Sin duda que el núcleo medular se halla en el sorprendente y nunca visto alzamiento del gobierno nacional contra el sistema republicano y la ley fundamental, que lo ha instaurado para la consecución del bien común y la garantía de derechos y libertades.

 El ciudadano, sorprendido, alarmado y exasperado, contempla el escenario público devastador, que parece conducir a la Nación a una aventura apocalíptica, con la expectativa y la esperanza de un vuelco hacia la razonabilidad y la sensatez de quienes forman la corporación política, conteniendo un grito de rebeldía ante tamaño desatino, que no quiere repetir con aquello de “que se vayan todos”. Y se pregunta cada día con menguada fe, si habrá algún sector de esa corporación, que sea capaz de ofrecerle algún atisbo de cordura, alguna muestra de prudencia y de responsabilidad cívica.

Como parte de esa ciudadanía desolada, y sin pretensión de asumir el rol de tribuno ni representación alguna, me desvela la conducta observada por los líderes y las agrupaciones partidarias de todo el arco político, unos consintiendo y acompañando semejante fraude a los afanes y anhelos de quienes trazaron el derrotero de una auténtica república, otros revolcándose en internas que, en algunos casos, se degradan a una riña por disputarse los retazos del poder.

El sentido del poder

De los primeros ya he tenido oportunidad de ocuparme en una columna reciente de este diario, en la que analizaba el aparente nacimiento de una reacción de políticos y mandatarios peronistas, a seguir los pasos de esa especie de flautista de Hamelin, que los conduce al abismo, con su embestida brutal a la República.

En el caso del resto de los líderes y agrupaciones partidarias, pareciera, en principio, que no ofrecen negación o afrenta a la institucionalidad, en cuanto no acompañan los ataques a los miembros de la Corte Suprema, ni al desconocimiento de las atribuciones y decisiones del Poder Judicial, o al ejercicio regular del Congreso y al respeto a la oposición y a las minorías. Pero las luchas intestinas, míseras y ramplonas por una candidatura, obligan a analizar el otro polo donde se asienta la institucionalidad.

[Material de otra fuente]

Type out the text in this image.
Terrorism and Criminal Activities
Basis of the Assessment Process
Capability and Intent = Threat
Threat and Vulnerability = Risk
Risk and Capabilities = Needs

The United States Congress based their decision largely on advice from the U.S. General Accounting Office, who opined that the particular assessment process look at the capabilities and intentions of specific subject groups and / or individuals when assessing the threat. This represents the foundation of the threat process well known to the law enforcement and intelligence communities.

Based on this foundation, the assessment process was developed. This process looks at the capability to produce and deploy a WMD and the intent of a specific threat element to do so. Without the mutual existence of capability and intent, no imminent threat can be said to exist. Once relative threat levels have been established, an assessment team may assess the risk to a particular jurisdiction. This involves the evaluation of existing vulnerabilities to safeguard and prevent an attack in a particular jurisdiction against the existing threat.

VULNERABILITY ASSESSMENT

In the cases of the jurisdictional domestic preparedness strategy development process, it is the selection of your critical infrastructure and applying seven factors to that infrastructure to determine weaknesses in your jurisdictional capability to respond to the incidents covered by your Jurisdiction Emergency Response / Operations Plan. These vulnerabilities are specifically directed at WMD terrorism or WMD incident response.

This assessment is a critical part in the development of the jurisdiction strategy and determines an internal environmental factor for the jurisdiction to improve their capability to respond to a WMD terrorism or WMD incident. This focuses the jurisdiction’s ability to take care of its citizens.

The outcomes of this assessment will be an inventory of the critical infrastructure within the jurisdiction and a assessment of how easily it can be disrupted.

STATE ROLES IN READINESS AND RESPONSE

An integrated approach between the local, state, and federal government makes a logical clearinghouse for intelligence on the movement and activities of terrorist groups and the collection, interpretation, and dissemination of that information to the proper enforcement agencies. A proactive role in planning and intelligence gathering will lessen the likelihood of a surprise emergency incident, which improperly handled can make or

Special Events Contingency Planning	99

Cabe entonces definir qué es el poder, cuál es su justificación, cuál su legitimidad y dónde reside.

El poder, el derecho de mandar, cualquiera que sea, está justificado por una finalidad, está destinado a hacer algo, responde a un para qué. Y el poder político que se materializa en el Estado, es la máxima expresión del poder, en cuanto se dirige a la comunidad en su conjunto y su finalidad es el bienestar de toda ella, término en el que se incluyen los valores socialmente pretendidos y aceptados, los derechos y las libertades reconocidos a todos, sin excepción.

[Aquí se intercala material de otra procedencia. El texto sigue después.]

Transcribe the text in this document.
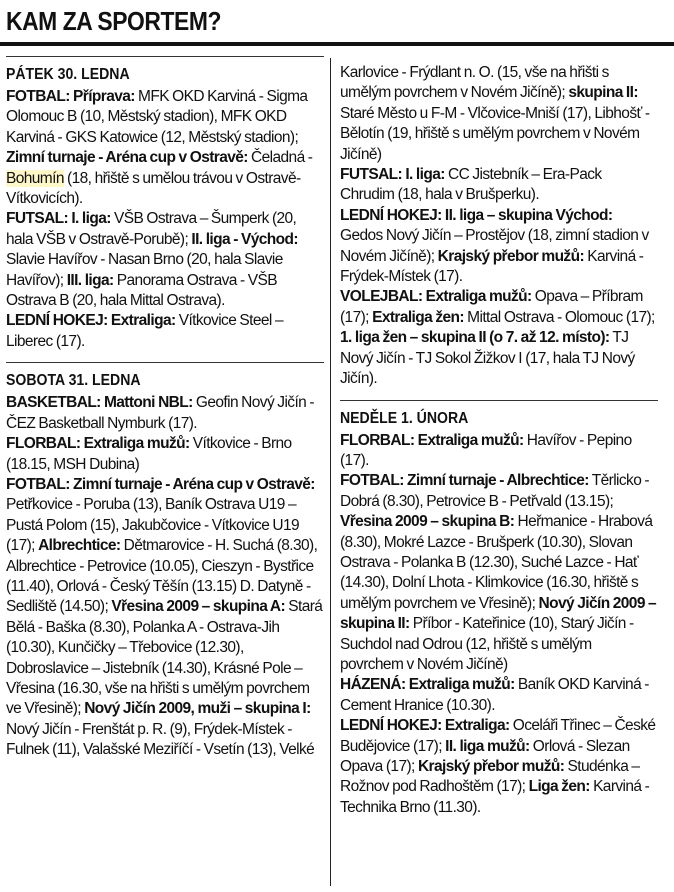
KAM ZA SPORTEM?
PÁTEK 30. LEDNA

FOTBAL: Příprava: MFK OKD Karviná - Sigma Olomouc B (10, Městský stadion), MFK OKD Karviná - GKS Katowice (12, Městský stadion); Zimní turnaje - Aréna cup v Ostravě: Čeladná - Bohumín (18, hřiště s umělou trávou v Ostravě-Vítkovicích).

FUTSAL: I. liga: VŠB Ostrava – Šumperk (20, hala VŠB v Ostravě-Porubě); II. liga - Východ: Slavie Havířov - Nasan Brno (20, hala Slavie Havířov); III. liga: Panorama Ostrava - VŠB Ostrava B (20, hala Mittal Ostrava).

LEDNÍ HOKEJ: Extraliga: Vítkovice Steel – Liberec (17).

SOBOTA 31. LEDNA

BASKETBAL: Mattoni NBL: Geofin Nový Jičín - ČEZ Basketball Nymburk (17).

FLORBAL: Extraliga mužů: Vítkovice - Brno (18.15, MSH Dubina)

FOTBAL: Zimní turnaje - Aréna cup v Ostravě: Petřkovice - Poruba (13), Baník Ostrava U19 – Pustá Polom (15), Jakubčovice - Vítkovice U19 (17); Albrechtice: Dětmarovice - H. Suchá (8.30), Albrechtice - Petrovice (10.05), Cieszyn - Bystřice (11.40), Orlová - Český Těšín (13.15) D. Datyně - Sedliště (14.50); Vřesina 2009 – skupina A: Stará Bělá - Baška (8.30), Polanka A - Ostrava-Jih (10.30), Kunčičky – Třebovice (12.30), Dobroslavice – Jistebník (14.30), Krásné Pole – Vřesina (16.30, vše na hřišti s umělým povrchem ve Vřesině); Nový Jičín 2009, muži – skupina I: Nový Jičín - Frenštát p. R. (9), Frýdek-Místek - Fulnek (11), Valašské Meziříčí - Vsetín (13), Velké

Karlovice - Frýdlant n. O. (15, vše na hřišti s umělým povrchem v Novém Jičíně); skupina II: Staré Město u F-M - Vlčovice-Mniší (17), Libhošť - Bělotín (19, hřiště s umělým povrchem v Novém Jičíně)

FUTSAL: I. liga: CC Jistebník – Era-Pack Chrudim (18, hala v Brušperku).

LEDNÍ HOKEJ: II. liga – skupina Východ: Gedos Nový Jičín – Prostějov (18, zimní stadion v Novém Jičíně); Krajský přebor mužů: Karviná - Frýdek-Místek (17).

VOLEJBAL: Extraliga mužů: Opava – Příbram (17); Extraliga žen: Mittal Ostrava - Olomouc (17); 1. liga žen – skupina II (o 7. až 12. místo): TJ Nový Jičín - TJ Sokol Žižkov I (17, hala TJ Nový Jičín).

NEDĚLE 1. ÚNORA

FLORBAL: Extraliga mužů: Havířov - Pepino (17).

FOTBAL: Zimní turnaje - Albrechtice: Těrlicko - Dobrá (8.30), Petrovice B - Petřvald (13.15); Vřesina 2009 – skupina B: Heřmanice - Hrabová (8.30), Mokré Lazce - Brušperk (10.30), Slovan Ostrava - Polanka B (12.30), Suché Lazce - Hať (14.30), Dolní Lhota - Klimkovice (16.30, hřiště s umělým povrchem ve Vřesině); Nový Jičín 2009 – skupina II: Příbor - Kateřinice (10), Starý Jičín - Suchdol nad Odrou (12, hřiště s umělým povrchem v Novém Jičíně)

HÁZENÁ: Extraliga mužů: Baník OKD Karviná - Cement Hranice (10.30).

LEDNÍ HOKEJ: Extraliga: Oceláři Třinec – České Budějovice (17); II. liga mužů: Orlová - Slezan Opava (17); Krajský přebor mužů: Studénka – Rožnov pod Radhoštěm (17); Liga žen: Karviná - Technika Brno (11.30).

Es decir, la justificación del poder político, ejercido por el gobierno de turno, reside en la prestación del bien común, que es la finalidad del Estado.

Esa finalidad está proyectada en una suerte de contrato, en el que se ha programado la serie de valores compartidos y la organización del poder que ha de concretarlos. Ese proyecto colectivo es la Constitución Nacional.

La legitimidad del poder

A la justificación finalista del poder político, le sigue y la respalda la legitimidad de ese poder, que reside y permanece exclusivamente en el texto constitucional. Sólo será legítimo el poder que se origine y se ejerza en concordancia absoluta, terminante, con cada una de sus normas y los principios, doctrinas e idearios que de ellas se derivan.

Esa legitimidad admite dos variantes: la legitimidad de origen, que se manifiesta cuando el poder se ha obtenido conforme con el mecanismo previsto en el ordenamiento jurídico y la legitimidad de ejercicio, que consiste en gobernar respetando rigurosamente las normas constitucionales que reglan las facultades e incumbencias atribuidas a cada poder, es decir a cada uno de los tres organismos en los que organiza el poder, y dentro de los límites que se les ha fijado a cada uno.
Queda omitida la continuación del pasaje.